If you don’t love every vegetable out there, this guy might change your mind. Junji Koyama has figured out how to take a carrot, a potato, or a head of broccoli, and turn it into a musical instrument. In this video he takes a drill, like you’d use on wood, and drills right into a carrot to make a tube. Then he cuts a notch for the air to come through, and drills tiny holes to play notes. When he blows into it, wow, it’s a carrot flute! Junji also did this with other veggies, played Happy Birthday on each of them, and then ran the videos all at the same time; it sounds pretty amazing — and shows that we SHOULD play with our food.

*Wee ones: *In “Happy Birthday” Junji plays a carrot, broccoli, potato, and Japanese radish. How many veggies does he play?

*Little kids: *If Junji plays on his carrot the notes C, E, G, then back to C to repeat, what’s the 7th note he plays? *Bonus:* What number note is the 3rd G?

*Big kids:* If 6 musicians each want 4 of his musical veggies, how many veggies does he have to carve? *Bonus:* If the musicians eat 1/3 of their veggies before ever playing them, how many veggies are left to play?

*The sky’s the limit:* If Junji buys a total of 48 veggies, and there are 4 more broccoli stems than potatoes and 4 more carrots than broccoli stems, how many of each instrument will he have?

Answers:

*Wee ones:* 4 veggies.

*Little kids:* C. *Bonus:* The 9th, since it’s the end of the 3rd set of 3.

*Big kids:* 24 veggies. *Bonus:* 16 vegetables, since they ate 8.

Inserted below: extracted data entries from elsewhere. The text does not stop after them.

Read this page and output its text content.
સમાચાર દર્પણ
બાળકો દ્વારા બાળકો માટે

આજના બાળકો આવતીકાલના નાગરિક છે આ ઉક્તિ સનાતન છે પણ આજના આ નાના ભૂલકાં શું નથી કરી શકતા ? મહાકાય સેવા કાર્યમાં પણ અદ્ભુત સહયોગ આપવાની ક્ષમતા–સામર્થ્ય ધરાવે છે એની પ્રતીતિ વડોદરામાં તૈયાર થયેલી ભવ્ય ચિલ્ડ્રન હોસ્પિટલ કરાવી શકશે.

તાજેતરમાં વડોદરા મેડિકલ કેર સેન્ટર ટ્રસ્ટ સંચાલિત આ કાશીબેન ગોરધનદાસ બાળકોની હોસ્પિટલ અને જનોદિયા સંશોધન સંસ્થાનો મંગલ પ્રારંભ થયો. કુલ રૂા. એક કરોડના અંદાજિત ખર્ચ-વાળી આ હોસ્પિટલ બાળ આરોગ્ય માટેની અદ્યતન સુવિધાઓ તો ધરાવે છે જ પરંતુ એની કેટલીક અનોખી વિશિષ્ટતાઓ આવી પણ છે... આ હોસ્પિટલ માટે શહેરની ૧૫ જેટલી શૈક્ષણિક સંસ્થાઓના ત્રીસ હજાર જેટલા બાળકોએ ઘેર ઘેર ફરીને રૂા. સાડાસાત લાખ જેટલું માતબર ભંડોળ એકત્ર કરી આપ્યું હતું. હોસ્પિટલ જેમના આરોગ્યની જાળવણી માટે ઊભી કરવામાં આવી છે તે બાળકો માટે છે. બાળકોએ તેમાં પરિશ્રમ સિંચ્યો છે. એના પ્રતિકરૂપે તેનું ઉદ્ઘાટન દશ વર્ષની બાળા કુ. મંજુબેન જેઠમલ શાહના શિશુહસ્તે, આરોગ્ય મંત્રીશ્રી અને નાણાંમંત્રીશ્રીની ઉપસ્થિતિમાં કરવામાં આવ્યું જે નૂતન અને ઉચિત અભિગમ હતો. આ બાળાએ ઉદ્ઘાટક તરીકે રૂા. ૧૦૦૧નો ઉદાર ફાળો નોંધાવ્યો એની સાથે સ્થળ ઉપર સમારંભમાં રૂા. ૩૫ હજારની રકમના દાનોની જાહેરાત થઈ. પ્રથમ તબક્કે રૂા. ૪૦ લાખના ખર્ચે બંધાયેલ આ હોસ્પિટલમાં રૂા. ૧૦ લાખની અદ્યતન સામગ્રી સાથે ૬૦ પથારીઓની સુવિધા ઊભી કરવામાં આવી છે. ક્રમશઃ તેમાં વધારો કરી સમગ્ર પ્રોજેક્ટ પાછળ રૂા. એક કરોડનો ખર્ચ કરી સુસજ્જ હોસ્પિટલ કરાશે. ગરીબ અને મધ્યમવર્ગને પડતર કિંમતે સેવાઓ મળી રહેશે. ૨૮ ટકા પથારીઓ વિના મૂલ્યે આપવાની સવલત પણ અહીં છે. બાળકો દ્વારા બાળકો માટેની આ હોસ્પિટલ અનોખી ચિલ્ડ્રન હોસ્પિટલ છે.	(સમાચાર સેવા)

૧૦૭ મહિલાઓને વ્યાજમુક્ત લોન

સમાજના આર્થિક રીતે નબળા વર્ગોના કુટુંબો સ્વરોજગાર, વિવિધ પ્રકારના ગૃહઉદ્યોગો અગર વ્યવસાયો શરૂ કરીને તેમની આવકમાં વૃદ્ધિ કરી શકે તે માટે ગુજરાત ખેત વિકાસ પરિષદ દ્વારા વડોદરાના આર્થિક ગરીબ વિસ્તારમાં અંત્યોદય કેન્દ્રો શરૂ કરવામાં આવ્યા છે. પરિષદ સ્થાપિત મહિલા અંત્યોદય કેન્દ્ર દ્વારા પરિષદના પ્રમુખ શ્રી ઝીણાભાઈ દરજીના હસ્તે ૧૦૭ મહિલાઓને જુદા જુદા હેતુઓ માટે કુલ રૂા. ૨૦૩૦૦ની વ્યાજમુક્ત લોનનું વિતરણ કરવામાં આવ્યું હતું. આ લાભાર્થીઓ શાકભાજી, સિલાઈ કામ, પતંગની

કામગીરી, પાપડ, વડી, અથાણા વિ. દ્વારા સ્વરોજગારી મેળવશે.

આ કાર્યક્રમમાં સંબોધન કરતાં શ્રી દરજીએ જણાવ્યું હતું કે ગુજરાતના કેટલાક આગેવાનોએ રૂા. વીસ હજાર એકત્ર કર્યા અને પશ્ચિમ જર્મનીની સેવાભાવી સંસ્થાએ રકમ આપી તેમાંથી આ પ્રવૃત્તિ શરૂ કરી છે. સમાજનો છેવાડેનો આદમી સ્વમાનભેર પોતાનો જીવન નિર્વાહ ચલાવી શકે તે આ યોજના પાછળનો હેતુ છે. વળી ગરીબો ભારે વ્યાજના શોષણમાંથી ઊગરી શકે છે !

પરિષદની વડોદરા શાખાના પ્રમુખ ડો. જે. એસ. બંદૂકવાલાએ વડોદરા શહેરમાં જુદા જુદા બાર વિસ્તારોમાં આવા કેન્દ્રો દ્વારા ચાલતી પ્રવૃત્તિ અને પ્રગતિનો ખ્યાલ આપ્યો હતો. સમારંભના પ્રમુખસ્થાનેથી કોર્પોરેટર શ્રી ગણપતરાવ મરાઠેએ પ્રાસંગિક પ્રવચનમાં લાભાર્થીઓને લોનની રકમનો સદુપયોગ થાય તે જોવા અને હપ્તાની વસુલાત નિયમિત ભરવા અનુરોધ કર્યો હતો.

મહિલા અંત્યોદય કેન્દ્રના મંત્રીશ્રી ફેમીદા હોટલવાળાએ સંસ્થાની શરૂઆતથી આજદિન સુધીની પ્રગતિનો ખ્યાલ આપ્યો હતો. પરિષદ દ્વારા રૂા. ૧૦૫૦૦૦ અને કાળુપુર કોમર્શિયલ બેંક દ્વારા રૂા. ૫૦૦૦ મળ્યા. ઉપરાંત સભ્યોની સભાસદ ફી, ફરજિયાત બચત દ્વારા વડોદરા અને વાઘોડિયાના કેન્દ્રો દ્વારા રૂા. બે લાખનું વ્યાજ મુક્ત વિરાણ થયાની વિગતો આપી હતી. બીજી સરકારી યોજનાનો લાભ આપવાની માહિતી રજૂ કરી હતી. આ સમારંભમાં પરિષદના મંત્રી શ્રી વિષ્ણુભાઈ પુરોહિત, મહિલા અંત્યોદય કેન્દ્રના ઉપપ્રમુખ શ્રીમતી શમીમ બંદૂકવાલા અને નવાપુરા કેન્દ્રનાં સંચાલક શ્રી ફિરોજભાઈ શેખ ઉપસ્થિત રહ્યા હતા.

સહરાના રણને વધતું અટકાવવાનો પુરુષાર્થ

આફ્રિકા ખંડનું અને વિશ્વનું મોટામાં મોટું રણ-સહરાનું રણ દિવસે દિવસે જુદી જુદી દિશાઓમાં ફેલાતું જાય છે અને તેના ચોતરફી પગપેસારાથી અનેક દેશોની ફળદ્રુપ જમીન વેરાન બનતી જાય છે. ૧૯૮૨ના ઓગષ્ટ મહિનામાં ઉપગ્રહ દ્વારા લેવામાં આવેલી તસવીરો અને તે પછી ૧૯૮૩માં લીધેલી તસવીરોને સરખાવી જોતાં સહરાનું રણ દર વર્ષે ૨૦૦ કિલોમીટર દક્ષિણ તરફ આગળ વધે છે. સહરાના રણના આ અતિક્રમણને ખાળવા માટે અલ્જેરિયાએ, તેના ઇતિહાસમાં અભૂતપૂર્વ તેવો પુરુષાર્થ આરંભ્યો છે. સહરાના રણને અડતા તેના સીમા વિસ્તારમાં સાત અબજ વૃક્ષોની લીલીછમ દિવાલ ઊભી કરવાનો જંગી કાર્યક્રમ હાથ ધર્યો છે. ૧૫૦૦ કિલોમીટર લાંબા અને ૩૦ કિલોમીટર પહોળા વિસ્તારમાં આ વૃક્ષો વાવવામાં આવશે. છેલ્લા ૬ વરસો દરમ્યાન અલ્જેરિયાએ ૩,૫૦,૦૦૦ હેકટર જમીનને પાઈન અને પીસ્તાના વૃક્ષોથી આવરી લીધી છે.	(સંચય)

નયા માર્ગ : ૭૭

*The sky’s the limit:* 12 potatoes, 16 broccoli and 20 carrots. The mental-math shortcut is that if there are 4 *fewer* potatoes than broccoli and 4 *more* carrots than broccoli, that’s the same total as equal numbers of all 3 veggies, which would be 16 of each. That gives us 16 broccoli as before. plus 4 fewer potatoes (12 total) and 4 more carrots (20 total).